Wednesday, August 28, 2013

What are Cut Scores and How Do They Impact My Students?

By Saler Axel, RME Research Assistant

Many researchers and practitioners believe that tests are used for accountability in education now more than ever before. The media often report the percentage of students placed into particular performance standards on high-stakes tests and the resulting impact on students, schools, districts, and states can be considerable. We frequently hear how impactful high-stakes tests can be, but what about those assessments developed by teachers?

Teachers are the most frequent users and producers of tests (Nunally, 1964). Teachers’ assessments account for at least 75 percent of all educational measures (Nunally, 1964). They are responsible for testing students individually and interpreting student-related measurement data (Nunally, 1964; Torgerson & Adams, 1954). If created well, classroom tests can be more useful than a standardized exam, particularly as a measure of content (Worthen et al., 1993). This is great news for those of us that want to formatively gauge students’ understanding of classroom content in a well-constructed and accurate manner! (See Beth Richardson’s blog on test development guidance.)

Beth’s blog highlights the components of a well-developed assessment. After reading it, your next consideration might be: What are cut scores and performance standards? How do I interpret my students’ test scores? What do these assessments tell me about my students? And ultimately, how do these test scores impact my students?

What are cut scores and performance standards?

Examinees are often classified in a pass-fail or “mastery-proficiency-competency” (Berk, 1980) manner. You have likely used these categories before in your own teaching. Researchers call these categories performance standards. Cut scores are the points between each grouping.
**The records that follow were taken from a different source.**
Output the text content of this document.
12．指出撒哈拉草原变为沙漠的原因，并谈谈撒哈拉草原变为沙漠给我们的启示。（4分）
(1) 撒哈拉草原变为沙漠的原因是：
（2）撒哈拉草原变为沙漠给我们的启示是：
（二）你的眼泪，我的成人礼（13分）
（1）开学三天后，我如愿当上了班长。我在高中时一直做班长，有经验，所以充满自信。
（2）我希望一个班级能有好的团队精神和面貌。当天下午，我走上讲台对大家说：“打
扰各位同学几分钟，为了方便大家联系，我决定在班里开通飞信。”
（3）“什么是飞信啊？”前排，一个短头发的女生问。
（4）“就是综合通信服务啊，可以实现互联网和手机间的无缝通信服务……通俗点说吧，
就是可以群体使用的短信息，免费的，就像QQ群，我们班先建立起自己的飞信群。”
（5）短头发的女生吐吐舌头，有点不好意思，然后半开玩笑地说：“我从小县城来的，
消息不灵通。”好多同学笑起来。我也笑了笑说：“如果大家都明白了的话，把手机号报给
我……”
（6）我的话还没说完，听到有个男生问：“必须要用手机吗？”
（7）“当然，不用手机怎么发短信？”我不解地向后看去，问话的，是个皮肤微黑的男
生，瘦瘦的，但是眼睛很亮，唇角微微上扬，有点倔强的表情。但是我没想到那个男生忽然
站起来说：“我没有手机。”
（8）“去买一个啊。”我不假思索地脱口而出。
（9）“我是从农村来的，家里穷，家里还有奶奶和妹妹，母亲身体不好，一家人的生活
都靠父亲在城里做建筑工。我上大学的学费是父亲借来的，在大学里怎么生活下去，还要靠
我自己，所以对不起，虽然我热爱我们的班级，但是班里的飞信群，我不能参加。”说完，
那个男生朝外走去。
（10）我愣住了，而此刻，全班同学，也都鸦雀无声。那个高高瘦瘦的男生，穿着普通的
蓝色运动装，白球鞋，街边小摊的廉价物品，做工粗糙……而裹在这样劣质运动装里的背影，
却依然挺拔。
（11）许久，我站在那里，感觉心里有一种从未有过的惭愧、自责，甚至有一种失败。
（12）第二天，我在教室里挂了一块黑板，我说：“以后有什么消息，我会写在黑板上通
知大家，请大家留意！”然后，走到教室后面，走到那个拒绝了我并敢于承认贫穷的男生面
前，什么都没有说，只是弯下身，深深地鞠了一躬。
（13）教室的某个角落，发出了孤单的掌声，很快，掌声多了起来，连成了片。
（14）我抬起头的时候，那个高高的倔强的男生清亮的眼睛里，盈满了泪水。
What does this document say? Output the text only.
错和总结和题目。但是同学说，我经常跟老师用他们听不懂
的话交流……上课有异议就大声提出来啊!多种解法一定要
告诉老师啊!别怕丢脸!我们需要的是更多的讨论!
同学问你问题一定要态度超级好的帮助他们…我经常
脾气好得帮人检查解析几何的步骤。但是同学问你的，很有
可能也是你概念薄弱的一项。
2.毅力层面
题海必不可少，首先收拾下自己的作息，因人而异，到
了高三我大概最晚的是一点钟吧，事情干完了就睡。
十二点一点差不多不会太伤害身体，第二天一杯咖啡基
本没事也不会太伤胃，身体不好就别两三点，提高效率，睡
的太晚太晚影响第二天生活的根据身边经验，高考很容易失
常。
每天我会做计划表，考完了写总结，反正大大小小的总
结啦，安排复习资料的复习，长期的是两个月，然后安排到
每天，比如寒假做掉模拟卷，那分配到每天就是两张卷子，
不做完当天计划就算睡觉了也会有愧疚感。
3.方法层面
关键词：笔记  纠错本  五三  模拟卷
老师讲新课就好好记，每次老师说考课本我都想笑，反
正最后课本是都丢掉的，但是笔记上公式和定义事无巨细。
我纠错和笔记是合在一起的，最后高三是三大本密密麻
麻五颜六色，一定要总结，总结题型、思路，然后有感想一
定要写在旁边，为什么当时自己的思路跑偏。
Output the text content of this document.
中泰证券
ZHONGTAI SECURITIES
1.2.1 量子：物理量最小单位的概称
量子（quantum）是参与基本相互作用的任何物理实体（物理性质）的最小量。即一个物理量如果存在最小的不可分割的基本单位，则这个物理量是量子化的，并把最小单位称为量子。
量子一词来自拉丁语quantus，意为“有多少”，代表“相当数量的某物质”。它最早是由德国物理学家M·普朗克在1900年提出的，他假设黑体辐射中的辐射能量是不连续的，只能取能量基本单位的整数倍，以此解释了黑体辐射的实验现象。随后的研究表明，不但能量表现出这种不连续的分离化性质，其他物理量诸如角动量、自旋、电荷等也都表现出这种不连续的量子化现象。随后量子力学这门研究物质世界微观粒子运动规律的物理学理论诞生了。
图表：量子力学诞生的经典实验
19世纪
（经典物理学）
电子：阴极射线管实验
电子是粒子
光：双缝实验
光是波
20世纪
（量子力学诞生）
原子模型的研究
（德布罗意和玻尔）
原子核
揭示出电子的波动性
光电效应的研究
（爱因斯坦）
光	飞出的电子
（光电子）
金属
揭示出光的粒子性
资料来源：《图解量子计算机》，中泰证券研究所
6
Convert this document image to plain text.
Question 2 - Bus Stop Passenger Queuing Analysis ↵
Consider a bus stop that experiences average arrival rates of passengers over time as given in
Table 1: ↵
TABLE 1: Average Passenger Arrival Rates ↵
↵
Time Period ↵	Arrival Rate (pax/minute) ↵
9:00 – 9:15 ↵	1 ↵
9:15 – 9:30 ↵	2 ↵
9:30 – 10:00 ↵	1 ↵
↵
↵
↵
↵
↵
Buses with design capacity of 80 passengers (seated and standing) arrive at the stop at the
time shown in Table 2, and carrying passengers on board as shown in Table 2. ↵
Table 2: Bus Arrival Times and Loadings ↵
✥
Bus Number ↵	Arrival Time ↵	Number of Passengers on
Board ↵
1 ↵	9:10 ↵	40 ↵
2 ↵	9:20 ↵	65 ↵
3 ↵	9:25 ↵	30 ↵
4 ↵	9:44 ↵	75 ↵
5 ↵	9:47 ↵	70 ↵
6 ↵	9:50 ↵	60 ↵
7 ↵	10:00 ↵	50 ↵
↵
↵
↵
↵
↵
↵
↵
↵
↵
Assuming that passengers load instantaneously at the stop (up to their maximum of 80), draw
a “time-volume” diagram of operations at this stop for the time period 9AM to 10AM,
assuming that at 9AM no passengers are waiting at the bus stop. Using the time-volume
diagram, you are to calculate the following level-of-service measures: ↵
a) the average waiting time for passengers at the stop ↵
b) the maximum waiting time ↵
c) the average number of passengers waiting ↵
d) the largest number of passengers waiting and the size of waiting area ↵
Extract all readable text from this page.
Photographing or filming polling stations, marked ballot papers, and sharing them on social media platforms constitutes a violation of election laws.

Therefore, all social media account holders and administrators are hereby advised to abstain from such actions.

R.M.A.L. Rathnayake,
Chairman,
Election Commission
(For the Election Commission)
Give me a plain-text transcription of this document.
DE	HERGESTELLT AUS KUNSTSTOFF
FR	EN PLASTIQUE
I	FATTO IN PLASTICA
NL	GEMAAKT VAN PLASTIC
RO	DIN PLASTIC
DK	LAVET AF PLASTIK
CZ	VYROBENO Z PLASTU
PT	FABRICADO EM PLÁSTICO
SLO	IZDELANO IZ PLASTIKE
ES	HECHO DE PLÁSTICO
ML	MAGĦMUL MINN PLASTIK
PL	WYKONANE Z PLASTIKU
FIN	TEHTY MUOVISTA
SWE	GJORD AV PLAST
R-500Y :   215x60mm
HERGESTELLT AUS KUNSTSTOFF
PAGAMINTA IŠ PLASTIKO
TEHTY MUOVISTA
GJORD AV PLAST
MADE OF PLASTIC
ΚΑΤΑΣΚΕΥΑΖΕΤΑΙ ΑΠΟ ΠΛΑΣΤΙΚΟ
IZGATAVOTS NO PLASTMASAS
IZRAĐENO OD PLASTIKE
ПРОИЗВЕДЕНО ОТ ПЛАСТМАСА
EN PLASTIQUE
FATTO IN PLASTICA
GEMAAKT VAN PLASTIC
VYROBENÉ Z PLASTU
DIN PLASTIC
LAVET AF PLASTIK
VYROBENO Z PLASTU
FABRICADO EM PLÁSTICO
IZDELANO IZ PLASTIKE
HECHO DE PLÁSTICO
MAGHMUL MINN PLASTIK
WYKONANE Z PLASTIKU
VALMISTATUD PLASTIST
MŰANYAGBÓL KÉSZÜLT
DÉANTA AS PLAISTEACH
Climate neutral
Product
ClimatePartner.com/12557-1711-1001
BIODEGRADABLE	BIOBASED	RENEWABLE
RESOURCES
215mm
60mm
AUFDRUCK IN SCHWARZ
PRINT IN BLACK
Performance standards are defined as qualitative distinctions between adjacent levels of what test takers know and what they can do at specified levels (Kane, 2001). Cut scores, defined as quantitative points on a performance continuum, serve as operational versions of the corresponding performance standard (Kane, 2001). When you combine the two concepts, the cut score is a statement of how much knowledge of the content domain an examinee needs to demonstrate to fall within a particular performance standard (Haertel, 1985; Jorgensen & McBee, 2003).

How do I interpret my students’ test scores?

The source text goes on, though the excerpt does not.